The story of the Good News in which we believe and the Good News we share is not that we move from doubt to faith or that doubt is the opposite of faith or that faith removes ALL doubt. It is that faith can exist in spite of doubt and alongside reasonable doubt. The Good News is that reasonable doubt can lead to even deeper faith. Think for a moment about your own doubts, your own questions. Do you think that any of them are new or unique? Do you think that any of them is not shared by someone else? The basis of any support group is that those who face the same struggles share the same fears, the same worries… the same doubts.
A church is not just a group of people who share the same beliefs, but a community of people who share the same doubts. Faith communities gather not just to do the same things God calls us to do, but because of our shared failings and sins. We gather to strengthen our beliefs as we ask God and one another to help our un-belief. As Christians, we don’t just gather to learn, but to grow. Here in faith community, we don’t just gather for Christian Education, but for Spiritual Formation. We face not only our ignorance, but our doubts. Ignorance is lack of knowledge, not the enemy of it. You cannot learn until you know what knowledge you lack. You cannot grow in your faith until you know what you doubt.

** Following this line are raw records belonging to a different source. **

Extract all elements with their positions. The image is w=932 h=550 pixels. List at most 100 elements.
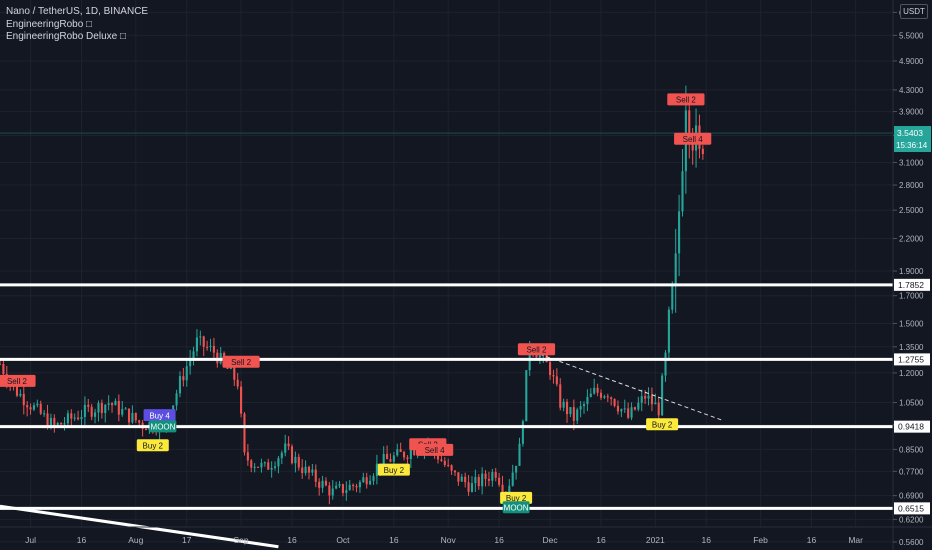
time-tick-label: Dec (542, 535, 558, 545)
level-price-label: 1.7852 (898, 280, 924, 290)
candle-body (549, 362, 552, 376)
price-tick-label: 1.2000 (899, 369, 924, 378)
candle-body (307, 466, 311, 473)
time-tick-label: Mar (848, 535, 863, 545)
candle-body (53, 418, 56, 426)
time-tick-label: 16 (702, 535, 712, 545)
price-tick-label: 0.6200 (899, 515, 924, 524)
candle-body (613, 398, 616, 406)
candle-body (127, 408, 131, 423)
trendline-solid[interactable] (0, 504, 279, 549)
candle-body (240, 386, 243, 414)
candle-body (94, 412, 97, 417)
price-tick-label: 0.7700 (899, 467, 924, 476)
candle-body (559, 384, 562, 408)
candle-body (280, 452, 283, 459)
candle-body (345, 490, 348, 493)
candle-body (569, 407, 572, 415)
price-tick-label: 1.9000 (899, 267, 924, 276)
signal-buy: Buy 2 (377, 463, 410, 476)
current-price-box (894, 126, 931, 153)
candle-body (627, 408, 630, 418)
candle-body (453, 470, 457, 473)
candle-body (277, 458, 280, 467)
candle-body (73, 417, 76, 419)
indicator-engineeringrobo[interactable]: EngineeringRobo □ (6, 18, 93, 30)
signal-text: Sell 4 (683, 135, 704, 144)
candle-body (494, 472, 497, 478)
candle-body (647, 395, 650, 399)
price-tick-label: 3.1000 (899, 158, 924, 167)
time-tick-label: 16 (389, 535, 399, 545)
candle-body (246, 452, 249, 461)
candle-body (253, 466, 256, 468)
time-tick-label: 16 (807, 535, 817, 545)
candle-body (552, 375, 555, 377)
candle-body (97, 402, 100, 413)
trendlines[interactable] (0, 351, 724, 549)
candle-body (362, 477, 365, 483)
candle-body (80, 416, 83, 420)
candle-body (382, 453, 385, 469)
candle-body (335, 485, 338, 489)
signal-text: MOON (151, 423, 176, 432)
signal-sell: Sell 2 (0, 374, 36, 387)
signal-text: Sell 2 (231, 358, 252, 367)
level-price-label: 0.9418 (898, 422, 924, 432)
currency-button[interactable]: USDT (900, 4, 928, 19)
trendline-dashed[interactable] (532, 351, 724, 422)
candle-body (406, 457, 409, 460)
level-price-box (894, 420, 930, 433)
price-tick-label: 0.5600 (899, 538, 924, 547)
candle-body (260, 462, 263, 468)
candle-body (144, 428, 148, 431)
candle-body (257, 466, 260, 468)
candle-body (538, 354, 541, 358)
candle-body (209, 345, 212, 348)
candle-body (386, 453, 389, 460)
level-price-label: 1.2755 (898, 354, 924, 364)
candle-body (243, 413, 246, 453)
grid (0, 0, 893, 543)
price-tick-label: 1.0500 (899, 399, 924, 408)
symbol-title[interactable]: Nano / TetherUS, 1D, BINANCE (6, 6, 149, 17)
signal-box (149, 420, 177, 433)
candle-body (640, 396, 643, 403)
candle-body (39, 403, 42, 414)
signal-sell: Sell 4 (674, 132, 712, 145)
candle-body (56, 423, 59, 426)
horizontal-levels[interactable] (0, 132, 893, 510)
candle-body (375, 463, 378, 477)
signal-sell: Sell 2 (667, 93, 705, 106)
candle-body (576, 409, 579, 421)
signal-moon: MOON (502, 501, 530, 514)
time-tick-label: Oct (336, 535, 350, 545)
candle-body (603, 396, 606, 398)
signal-box (0, 374, 36, 387)
candle-body (117, 400, 120, 415)
candle-body (60, 423, 63, 425)
candle-body (185, 366, 188, 381)
time-tick-label: Sep (234, 535, 249, 545)
candle-body (355, 486, 358, 488)
candle-body (589, 393, 592, 397)
candle-body (396, 449, 399, 456)
candle-body (637, 402, 640, 410)
candle-body (114, 400, 117, 406)
candle-body (467, 482, 470, 492)
signal-box (222, 355, 260, 368)
candle-body (518, 443, 521, 466)
indicator-engineeringrobo-deluxe[interactable]: EngineeringRobo Deluxe □ (6, 31, 127, 42)
candle-body (284, 443, 287, 453)
signal-box (143, 409, 176, 422)
candle-body (202, 336, 205, 347)
price-tick-label: 1.5000 (899, 319, 924, 328)
candle-body (304, 466, 307, 474)
candle-body (212, 345, 215, 353)
candle-body (674, 253, 677, 286)
candle-body (661, 375, 664, 416)
candle-body (314, 469, 317, 482)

I challenge each of you to consider your doubts and to consider that maybe some of them are quite reasonable. I challenge you to consider that maybe you could grow in your faith if you truly face these doubts. Maybe you doubt the biggies like the resurrection or the creation. Maybe you doubt God loves you or that God loves your enemies. Maybe you doubt your salvation or the authority of scripture. Whatever it is, I challenge you to really face it, to embrace it, to wrestle with it. And I encourage you that you need not face it alone. Someone else has faced this doubt. Someone else currently does. Pray, question God, question others… call John or Pattie here at the church or at home ;-). And then… listen. Because just like understanding, faith cannot grow if you do not listen. How foolish would a student be who yearned to learn about medicine and went to school with questions and curiosity, but never read a book or listened to a professor or fellow student? And so we are equally foolish if we do not seek the voice of God in prayer, in scripture, in our faith community.
So consider your reasonable doubts. Face them. Embrace them. And grow. Adam walked each day in the Garden with God, listening to his instruction. And what does our God require… but to do justice and love kindness… by walking humbly with our God… listening.
Let us pray…
2 comments:
I enjoyed this as I've been wrestling with my own doubts lately. Not really sure how to "face" them though...Do we get a part 2?
I'll think about that and get back to you. That's a really good question. This may require a part 2.